We thank Samsung Electronics for providing IC fabrication, V. Kratyuk for his help with the board design, and M. Brownlee for many useful discussions. This work was supported by Intel Corporation.

### REFERENCES

- J. Cao et al., "OC-192 transmitter and receiver in standard 0.18µm CMOS," IEEE J. Solid-State Circuits, vol. 37, pp. 1768-1780, Dec. 2002.
- [2] S. Anand, B. Razavi, "A 2.75 Gb/s CMOS clock recovery circuit with broad capture range," *ISSCC Dig. Tech. Papers*, pp. 214-215, Feb. 2001.
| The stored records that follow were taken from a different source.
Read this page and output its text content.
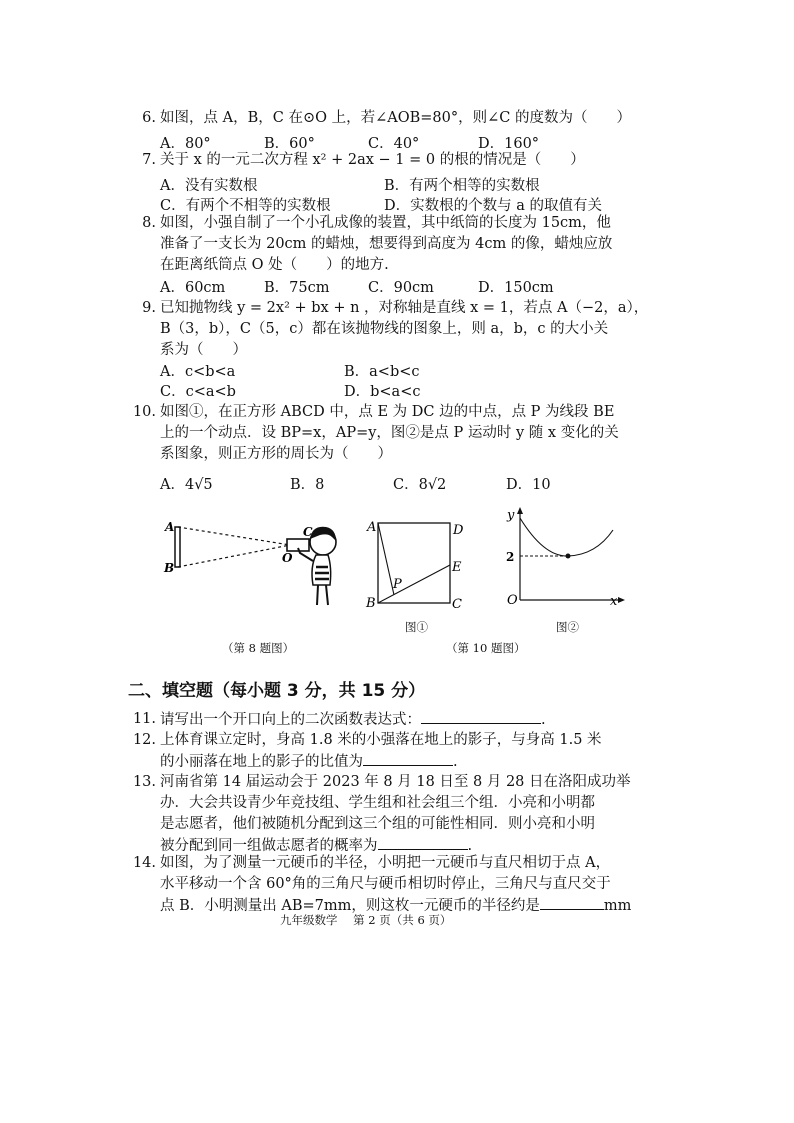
6. 如图，点 A，B，C 在⊙O 上，若∠AOB=80°，则∠C 的度数为（　　）
A．80°	B．60°	C．40°	D．160°
7. 关于 x 的一元二次方程 x² + 2ax − 1 = 0 的根的情况是（　　）
A．没有实数根	B．有两个相等的实数根
C．有两个不相等的实数根	D．实数根的个数与 a 的取值有关
8. 如图，小强自制了一个小孔成像的装置，其中纸筒的长度为 15cm，他
准备了一支长为 20cm 的蜡烛，想要得到高度为 4cm 的像，蜡烛应放
在距离纸筒点 O 处（　　）的地方.
A．60cm	B．75cm	C．90cm	D．150cm
9. 已知抛物线 y = 2x² + bx + n ，对称轴是直线 x = 1，若点 A（−2，a），
B（3，b），C（5，c）都在该抛物线的图象上，则 a，b，c 的大小关
系为（　　）
A．c<b<a	B．a<b<c
C．c<a<b	D．b<a<c
10. 如图①，在正方形 ABCD 中，点 E 为 DC 边的中点，点 P 为线段 BE
上的一个动点．设 BP=x，AP=y，图②是点 P 运动时 y 随 x 变化的关
系图象，则正方形的周长为（　　）
A．4√5	B．8	C．8√2	D．10
A
B
C
O
A	D
E
P
B	C
图①
y
2
O	x
图②
（第 8 题图）	（第 10 题图）
二、填空题（每小题 3 分，共 15 分）
11. 请写出一个开口向上的二次函数表达式：	.
12. 上体育课立定时，身高 1.8 米的小强落在地上的影子，与身高 1.5 米
的小丽落在地上的影子的比值为	.
13. 河南省第 14 届运动会于 2023 年 8 月 18 日至 8 月 28 日在洛阳成功举
办．大会共设青少年竞技组、学生组和社会组三个组．小亮和小明都
是志愿者，他们被随机分配到这三个组的可能性相同．则小亮和小明
被分配到同一组做志愿者的概率为	.
14. 如图，为了测量一元硬币的半径，小明把一元硬币与直尺相切于点 A，
水平移动一个含 60°角的三角尺与硬币相切时停止，三角尺与直尺交于
点 B．小明测量出 AB=7mm，则这枚一元硬币的半径约是	mm
九年级数学 第 2 页（共 6 页）
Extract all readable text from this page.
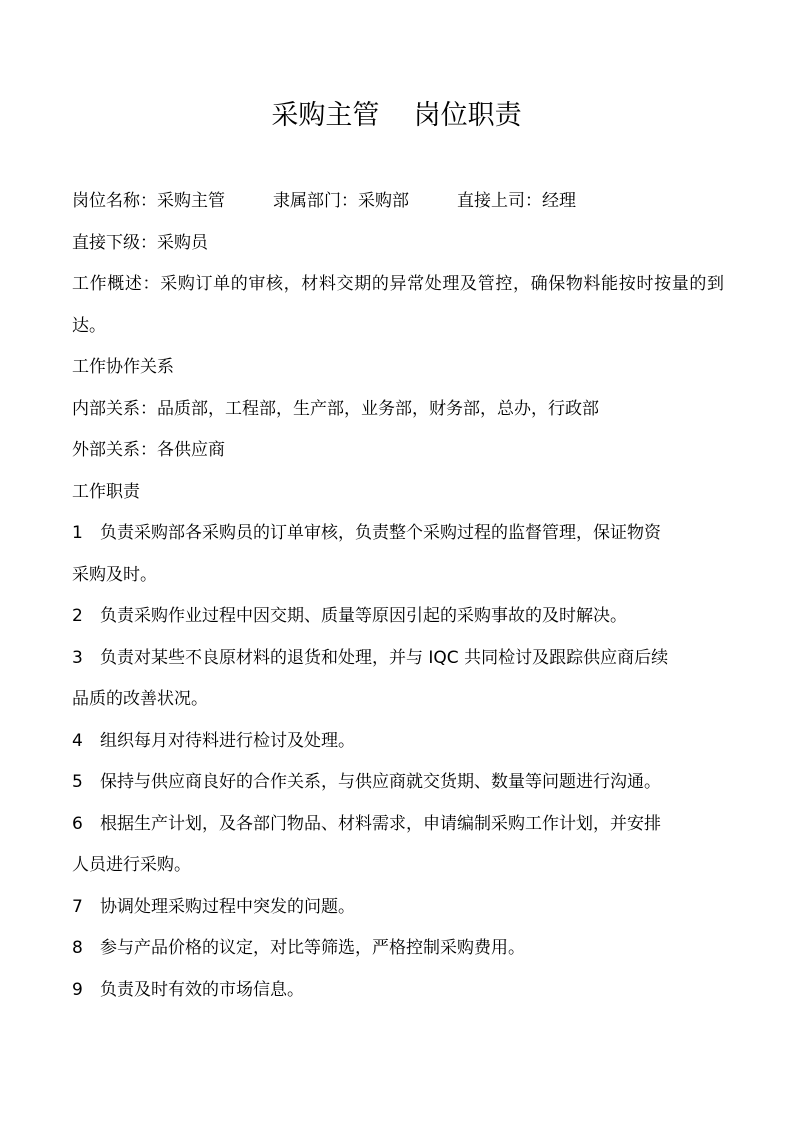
采购主管    岗位职责
岗位名称：采购主管	隶属部门：采购部	直接上司：经理
直接下级：采购员
工作概述：采购订单的审核，材料交期的异常处理及管控，确保物料能按时按量的到达。
工作协作关系
内部关系：品质部，工程部，生产部，业务部，财务部，总办，行政部
外部关系：各供应商
工作职责
1 负责采购部各采购员的订单审核，负责整个采购过程的监督管理，保证物资
采购及时。
2 负责采购作业过程中因交期、质量等原因引起的采购事故的及时解决。
3 负责对某些不良原材料的退货和处理，并与 IQC 共同检讨及跟踪供应商后续
品质的改善状况。
4 组织每月对待料进行检讨及处理。
5 保持与供应商良好的合作关系，与供应商就交货期、数量等问题进行沟通。
6 根据生产计划，及各部门物品、材料需求，申请编制采购工作计划，并安排
人员进行采购。
7 协调处理采购过程中突发的问题。
8 参与产品价格的议定，对比等筛选，严格控制采购费用。
9 负责及时有效的市场信息。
- [3] R. Walker et al., "A two-chip 1.5-GBd serial link interface," IEEE J. Solid-State Circuits, vol. 27, pp. 1805-1811, Dec. 1992.
- [4] J. Sonntag, J. Stonick, "A digital clock and data recovery architecture for multi-gigabit/s binary links," *Proc. of IEEE CICC*, pp. 532-539, Sep. 2005.
- [5] J. Lee, K. Kundert, B. Razavi, "Analysis and modeling of bang-bang clock and data recovery circuits," *IEEE J. Solid-State Circuits*, vol. 39, pp. 1571-1580 Sept. 2004.